Cullen learned as time slid by how the Circle worked. He grew into his role, mostly trusting those he saw daily, Templar and mage, but never allowing any of them too close. None, that was, but Kyla. She slipped through his defenses, evoking neither pity nor fear as the other mages did.

Her cheer and impish daring infected him. Cullen often caught himself smiling after she’d passed him with a wink. She’d stand beside him for a moment if no one was around, mocking his serious posture, then bump him with a hip in friendly greeting before continuing on her way. Once, to his horror, he caught himself returning a little waggle of the fingers across the dining hall.

They rarely spoke for more than a few seconds. Every few days Kyla found a moment to tease him without giving him a chance to respond. She had a second sense for when someone approached along the curving hall or when one of the doors that dotted the walls was about to open. Her savvy with the workings of the Tower’s politics and schedules gave her reason to visit its upper floors often and enough people lived within the confines of the Circle that no corridor was empty for long.
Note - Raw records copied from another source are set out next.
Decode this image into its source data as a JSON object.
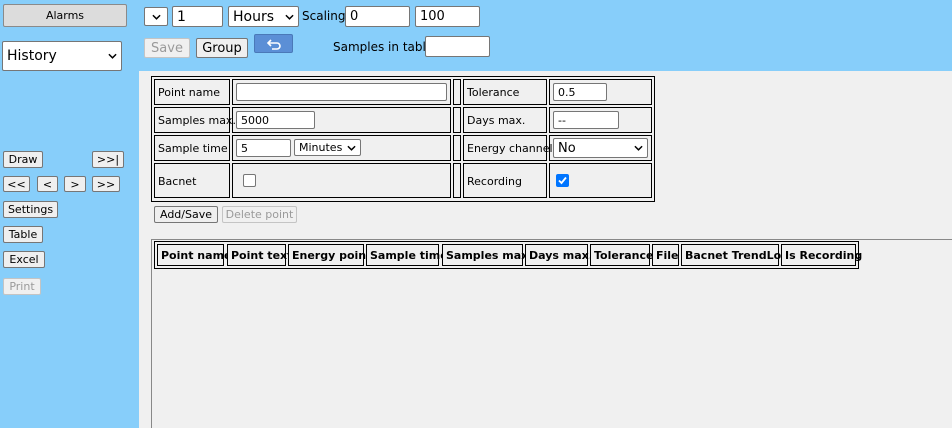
{
  "sidebar": {
    "alarms_label": "Alarms",
    "view_select": "History",
    "draw_label": "Draw",
    "last_label": ">>|",
    "first_label": "<<",
    "prev_label": "<",
    "next_label": ">",
    "forward_label": ">>",
    "settings_label": "Settings",
    "table_label": "Table",
    "excel_label": "Excel",
    "print_label": "Print"
  },
  "toolbar": {
    "period_value": "1",
    "unit_select": "Hours",
    "scaling_label": "Scaling",
    "scaling_min": "0",
    "scaling_max": "100",
    "save_label": "Save",
    "group_label": "Group",
    "samples_in_table_label": "Samples in table",
    "samples_in_table_value": ""
  },
  "form": {
    "point_name_label": "Point name",
    "point_name_value": "",
    "samples_max_label": "Samples max.",
    "samples_max_value": "5000",
    "sample_time_label": "Sample time",
    "sample_time_value": "5",
    "sample_time_unit": "Minutes",
    "bacnet_label": "Bacnet",
    "tolerance_label": "Tolerance",
    "tolerance_value": "0.5",
    "days_max_label": "Days max.",
    "days_max_value": "--",
    "energy_channel_label": "Energy channel",
    "energy_channel_value": "No",
    "recording_label": "Recording",
    "add_save_label": "Add/Save",
    "delete_point_label": "Delete point"
  },
  "table": {
    "headers": [
      "Point name",
      "Point text",
      "Energy point",
      "Sample time",
      "Samples max.",
      "Days max.",
      "Tolerance",
      "File",
      "Bacnet TrendLog",
      "Is Recording"
    ]
  },
  "colors": {
    "background": "#87cefa",
    "panel": "#f0f0f0",
    "checkbox_checked": "#0075ff",
    "undo_button": "#5b8fd6"
  }
}
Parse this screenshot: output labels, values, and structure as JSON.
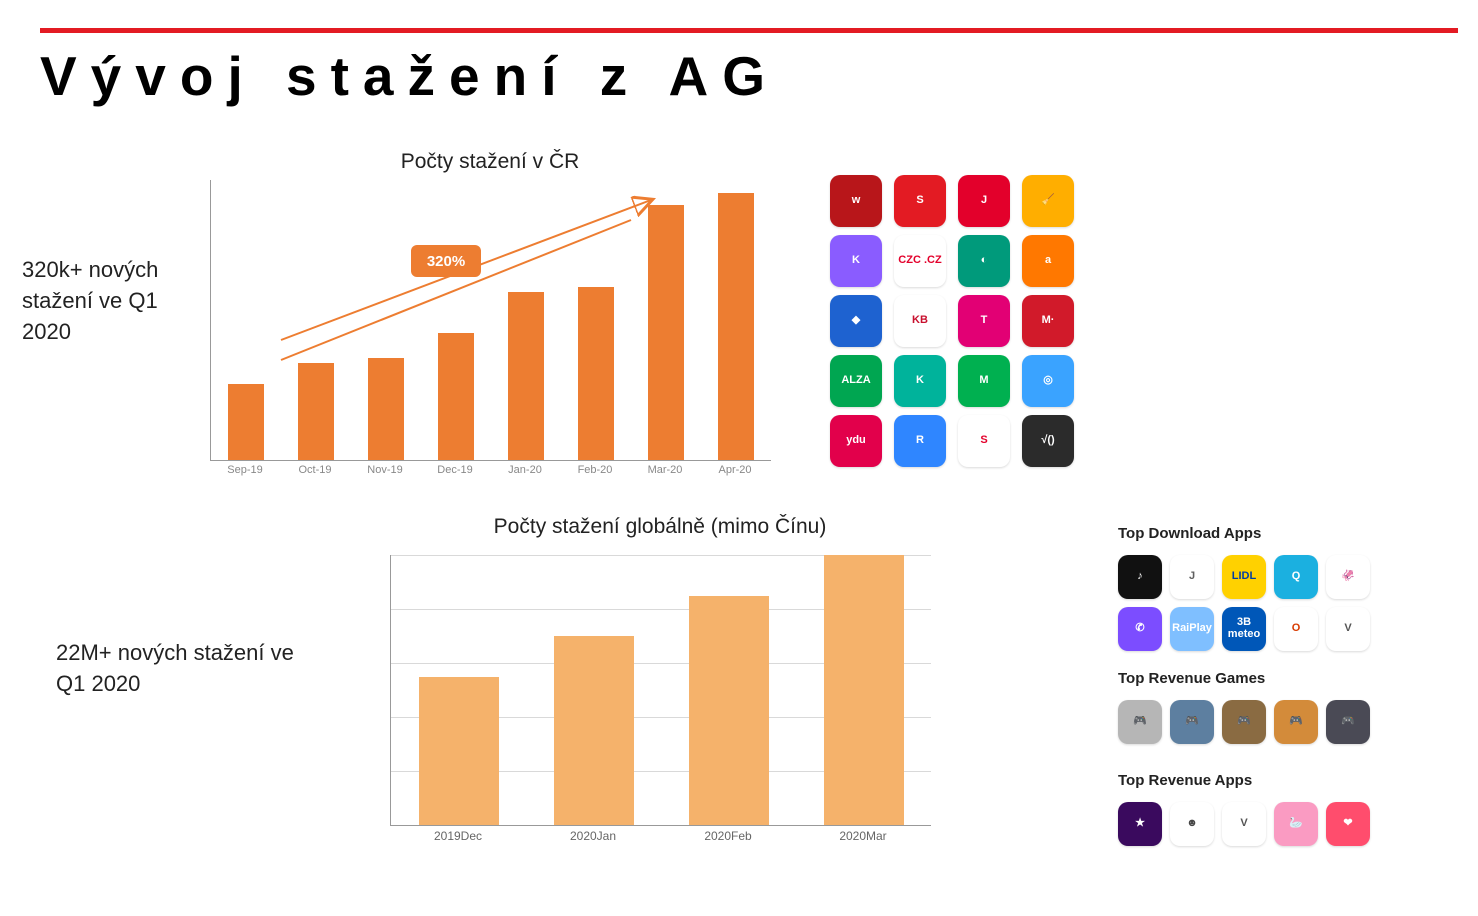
{
  "title": "Vývoj stažení z AG",
  "note1": "320k+ nových stažení ve Q1 2020",
  "note2": "22M+ nových stažení ve Q1 2020",
  "arrow_label": "320%",
  "chart_data": [
    {
      "type": "bar",
      "title": "Počty stažení v ČR",
      "categories": [
        "Sep-19",
        "Oct-19",
        "Nov-19",
        "Dec-19",
        "Jan-20",
        "Feb-20",
        "Mar-20",
        "Apr-20"
      ],
      "values": [
        30,
        38,
        40,
        50,
        66,
        68,
        100,
        105
      ],
      "note": "values are relative; chart has no y-axis tick labels",
      "ylim": [
        0,
        110
      ],
      "annotation": "320% growth arrow from ~Oct-19 to ~Apr-20 region"
    },
    {
      "type": "bar",
      "title": "Počty stažení globálně (mimo Čínu)",
      "categories": [
        "2019Dec",
        "2020Jan",
        "2020Feb",
        "2020Mar"
      ],
      "values": [
        55,
        70,
        85,
        100
      ],
      "note": "values are relative; chart has no y-axis tick labels",
      "ylim": [
        0,
        100
      ]
    }
  ],
  "icon_grid_top": [
    {
      "label": "w",
      "bg": "#b8161a"
    },
    {
      "label": "S",
      "bg": "#e31b23"
    },
    {
      "label": "J",
      "bg": "#e3002b"
    },
    {
      "label": "🧹",
      "bg": "#ffae00"
    },
    {
      "label": "K",
      "bg": "#8a5cff"
    },
    {
      "label": "CZC .CZ",
      "bg": "#ffffff",
      "fg": "#e3002b"
    },
    {
      "label": "◐",
      "bg": "#009a7b"
    },
    {
      "label": "a",
      "bg": "#ff7800"
    },
    {
      "label": "◆",
      "bg": "#1e62d0"
    },
    {
      "label": "KB",
      "bg": "#ffffff",
      "fg": "#c8102e"
    },
    {
      "label": "T",
      "bg": "#e20074"
    },
    {
      "label": "M·",
      "bg": "#d11a2a"
    },
    {
      "label": "ALZA",
      "bg": "#00a651"
    },
    {
      "label": "K",
      "bg": "#00b39b"
    },
    {
      "label": "M",
      "bg": "#00b050"
    },
    {
      "label": "◎",
      "bg": "#3aa3ff"
    },
    {
      "label": "ydu",
      "bg": "#e2004b"
    },
    {
      "label": "R",
      "bg": "#2f86ff"
    },
    {
      "label": "S",
      "bg": "#ffffff",
      "fg": "#e3002b"
    },
    {
      "label": "√()",
      "bg": "#2b2b2b"
    }
  ],
  "sections": {
    "top_download_apps": {
      "label": "Top Download Apps",
      "icons": [
        {
          "label": "♪",
          "bg": "#111"
        },
        {
          "label": "J",
          "bg": "#fff",
          "fg": "#5f5f5f"
        },
        {
          "label": "LIDL",
          "bg": "#ffd100",
          "fg": "#003da5"
        },
        {
          "label": "Q",
          "bg": "#1bb0e0"
        },
        {
          "label": "🦑",
          "bg": "#fff",
          "fg": "#111"
        },
        {
          "label": "✆",
          "bg": "#7c4dff"
        },
        {
          "label": "RaiPlay",
          "bg": "#7fbfff"
        },
        {
          "label": "3B meteo",
          "bg": "#0057b8"
        },
        {
          "label": "O",
          "bg": "#fff",
          "fg": "#d83b01"
        },
        {
          "label": "V",
          "bg": "#fff",
          "fg": "#555"
        }
      ]
    },
    "top_revenue_games": {
      "label": "Top Revenue Games",
      "icons": [
        {
          "label": "🎮",
          "bg": "#b6b6b6"
        },
        {
          "label": "🎮",
          "bg": "#5d7fa0"
        },
        {
          "label": "🎮",
          "bg": "#8a6b42"
        },
        {
          "label": "🎮",
          "bg": "#d38b3a"
        },
        {
          "label": "🎮",
          "bg": "#4a4a55"
        }
      ]
    },
    "top_revenue_apps": {
      "label": "Top Revenue Apps",
      "icons": [
        {
          "label": "★",
          "bg": "#3a0a5e"
        },
        {
          "label": "☻",
          "bg": "#fff",
          "fg": "#444"
        },
        {
          "label": "V",
          "bg": "#fff",
          "fg": "#555"
        },
        {
          "label": "🦢",
          "bg": "#fa9bc2"
        },
        {
          "label": "❤",
          "bg": "#ff4d6d"
        }
      ]
    }
  }
}
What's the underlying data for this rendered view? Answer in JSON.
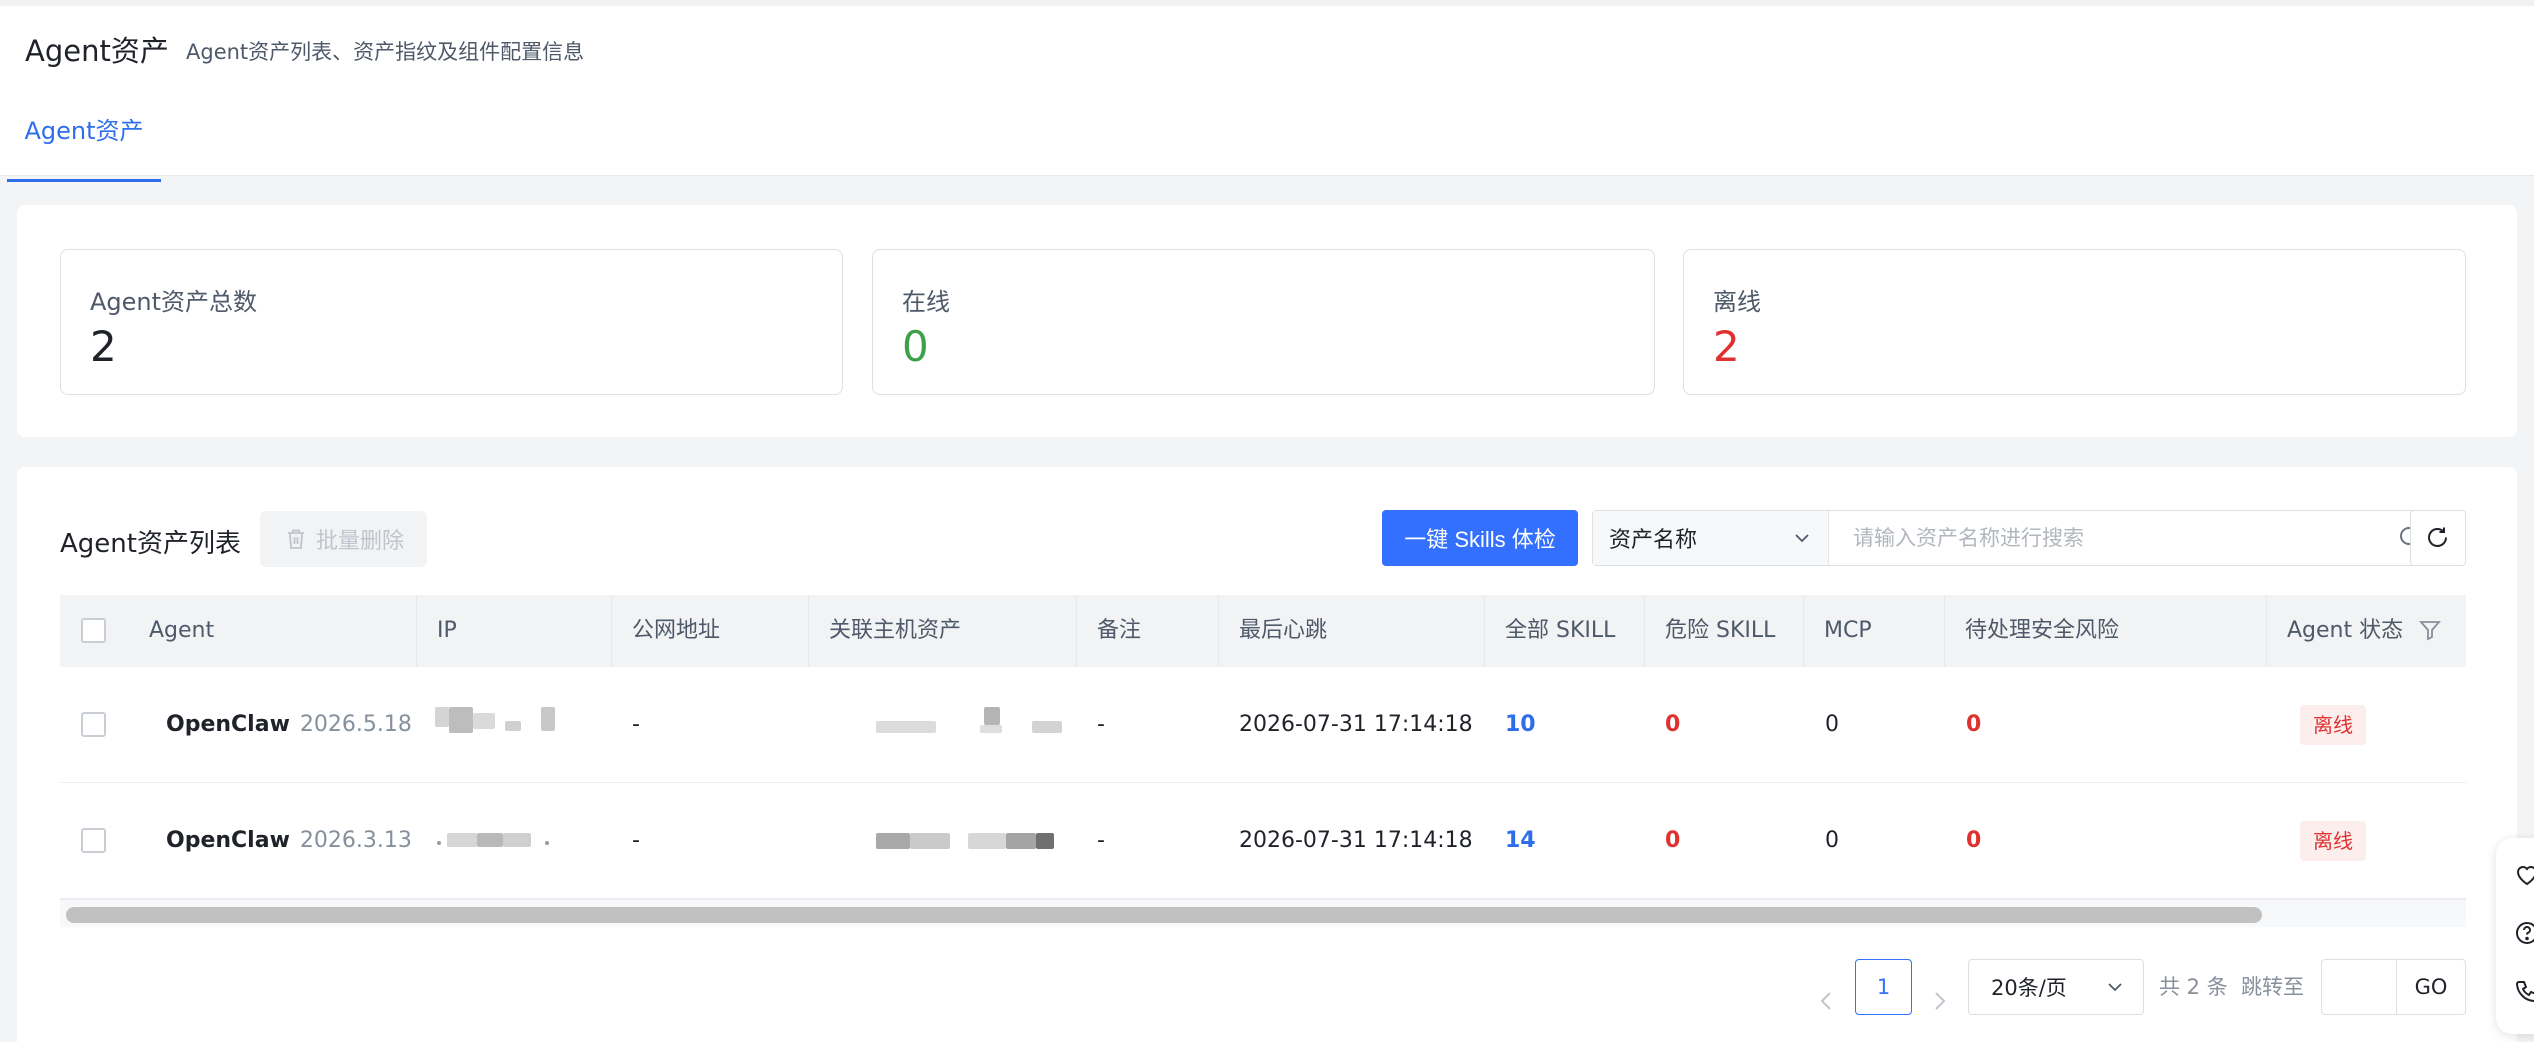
{
  "header": {
    "title": "Agent资产",
    "subtitle": "Agent资产列表、资产指纹及组件配置信息",
    "tabs": [
      {
        "label": "Agent资产",
        "active": true
      }
    ]
  },
  "stats": [
    {
      "label": "Agent资产总数",
      "value": "2",
      "color": "#1f2329"
    },
    {
      "label": "在线",
      "value": "0",
      "color": "#3da14a"
    },
    {
      "label": "离线",
      "value": "2",
      "color": "#e03131"
    }
  ],
  "list": {
    "title": "Agent资产列表",
    "batch_delete_label": "批量删除",
    "skills_check_label": "一键 Skills 体检",
    "search_field_label": "资产名称",
    "search_placeholder": "请输入资产名称进行搜索"
  },
  "table": {
    "headers": {
      "agent": "Agent",
      "ip": "IP",
      "public_addr": "公网地址",
      "host_asset": "关联主机资产",
      "remark": "备注",
      "last_heartbeat": "最后心跳",
      "all_skill": "全部 SKILL",
      "danger_skill": "危险 SKILL",
      "mcp": "MCP",
      "pending_risk": "待处理安全风险",
      "agent_status": "Agent 状态"
    },
    "rows": [
      {
        "agent_name": "OpenClaw",
        "agent_version": "2026.5.18",
        "public_addr": "-",
        "remark": "-",
        "last_heartbeat": "2026-07-31 17:14:18",
        "all_skill": "10",
        "danger_skill": "0",
        "mcp": "0",
        "pending_risk": "0",
        "status": "离线"
      },
      {
        "agent_name": "OpenClaw",
        "agent_version": "2026.3.13",
        "public_addr": "-",
        "remark": "-",
        "last_heartbeat": "2026-07-31 17:14:18",
        "all_skill": "14",
        "danger_skill": "0",
        "mcp": "0",
        "pending_risk": "0",
        "status": "离线"
      }
    ]
  },
  "pagination": {
    "current_page": "1",
    "page_size": "20条/页",
    "total": "共 2 条",
    "jump_label": "跳转至",
    "go_label": "GO"
  },
  "colors": {
    "accent": "#3370ff",
    "danger": "#e03131",
    "success": "#3da14a"
  },
  "icons": [
    "trash-icon",
    "chevron-down-icon",
    "search-icon",
    "refresh-icon",
    "filter-icon",
    "chevron-left-icon",
    "chevron-right-icon",
    "heart-icon",
    "help-icon",
    "phone-icon"
  ]
}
Cullen’s acute awareness of his standing kept him teetering between responding and ignoring her until she’d already gone. Some days he thought her intent on driving him insane with these constant, tiny frustrations but each time he resolved to coldly ignore her approach he found his heart beating faster and the corners of his lips giving in to another grin at the sight of her dancing eyes.

He trained hard with the other Templars. He practiced warding off magic, striking hard and fast with his sword, taking blows with his shield. He learned to summon and control the power to disrupt spells. None of that diligent preparation taught him how to guard his heart. Kyla was stealing it an inch at a time.